Here, we confront the actualization in mythic language of the philosopher’s Eden, set forth in abstract terms. The sages in these proportionate, balanced, and measured components revealed a world of rules and exposed a realm of justice and therefore rational explanation. It was the kingdom of Heaven, so the sages called it, meaning the kingdom of God. For that Eden, in the abstraction of natural history that was invented by philosophy, corresponds to the conception of the world and its perfection set forth by the theology of the sages. They accordingly conceived of a philosophical Eden out of Scripture’s account–its authorized history of the world from Eden to the return of Zion. What the observed facts of nature taught philosophers, the revealed facts of Scripture taught our sages of blessed memory. Therein theology differs from philosophy–but, in the Oral Torah in particular, the difference is there and there alone and nowhere else. (p. 17)

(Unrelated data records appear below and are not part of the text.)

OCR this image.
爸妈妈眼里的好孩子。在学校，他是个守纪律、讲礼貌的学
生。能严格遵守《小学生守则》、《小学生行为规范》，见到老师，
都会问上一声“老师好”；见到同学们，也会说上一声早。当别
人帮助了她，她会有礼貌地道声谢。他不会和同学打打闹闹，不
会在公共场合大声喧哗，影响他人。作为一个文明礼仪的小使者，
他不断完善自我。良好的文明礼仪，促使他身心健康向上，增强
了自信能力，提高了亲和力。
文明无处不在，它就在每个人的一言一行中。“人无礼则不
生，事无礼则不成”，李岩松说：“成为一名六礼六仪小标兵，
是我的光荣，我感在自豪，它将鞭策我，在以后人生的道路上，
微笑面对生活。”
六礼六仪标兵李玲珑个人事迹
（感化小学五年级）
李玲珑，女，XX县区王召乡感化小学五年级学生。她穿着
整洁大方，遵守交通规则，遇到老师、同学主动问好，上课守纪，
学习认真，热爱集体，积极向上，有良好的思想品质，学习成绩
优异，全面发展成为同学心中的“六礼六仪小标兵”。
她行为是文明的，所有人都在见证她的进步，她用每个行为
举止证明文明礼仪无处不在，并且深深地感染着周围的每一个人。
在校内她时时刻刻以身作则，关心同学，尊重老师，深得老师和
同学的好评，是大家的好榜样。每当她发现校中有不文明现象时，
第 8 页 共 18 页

By this last sentence, Neusner means that the work of the sages’ theology is no less rigorously rational and methodologically intense than philosophy. One thing I think is also key to keep in mind is that the sages, in taking the authorized history of Scripture (as Neusner calls it) as their epistemological foundation stone, it was also perceived as their ontological foundation stone. That is, they considered this authorized history of Scripture to be true, to the letter–“these things happened and thus we are here.” This is also an entreé for those unfamiliar with the sages’ reading of Scripture to understand how they read it and worked with it in the works of the Rabbinic canon. Torah is not just a source of proof texts, but is the source of all proofs and all texts, relied upon as a kind of foundational force of reality, as a philosopher would see nature. The Torah is the sages’ universe, her books their galaxies, her chapters their star systems and individual exemplars within are matter itself. Torah is thus so much more important than a collection of stories and the ethical conclusions one might draw from them. Torah possesses a value that is inherent and unshakable, that is effectively sui generis. This point of philosophy/nature and sages/Torah is reinforced throughout Neusner’s first chapter.
Another point: I wonder to what degree the philosophers contemporary with the sages (roughly first through sixth centuries) were basing their own work on their own scriptures, the Platonic canon particularly, rather than in doing so much of the real primary observational work with nature. This is just thinking on some more precise examples that might be illustrative of Neusner’s wider point on philosophers and their own epistemologies in relation to the sages. There were quite a few with the scripture-basis in common with the sages.
It follows that, when we imagine the world as philosophers conceive it, we find entry into the world as our sages of blessed memory imagine it to work. But though the method is the same, the message that emerges proves fundamentally different. That is because Torah for the sages takes the place of nature for philosophy. Its narratives, transformed into exemplary cases, replace social thought about mankind in general. The sages’ appeal to these examples makes unnecessary historical inquiry, based on sustained narrative, into what men have done. They find a better way to identify the rules that the results yield, whether then or now; to them, history is monumentally irrelevant. (p. 22)
And we see this particularly in the utter lack in the Rabbinic canon of (auto)biographical narratives of the sages themselves and history of the development of the documents. There is the Iggeret of Sherira Gaon, but it is much later and not quite a history. Unfortunately, there is nothing comparable to, say, Eusebius of Caesarea’s Ecclesiastical History and the others like it, which describe an historical procession of Christian personages and their writings and how all of these interacted. Partly this undoubtedly lies in a nearly perfectly accomplished humility–the authors only very nearly avoided complete anonymity, as was apparently their goal–the message was more important than its messengers.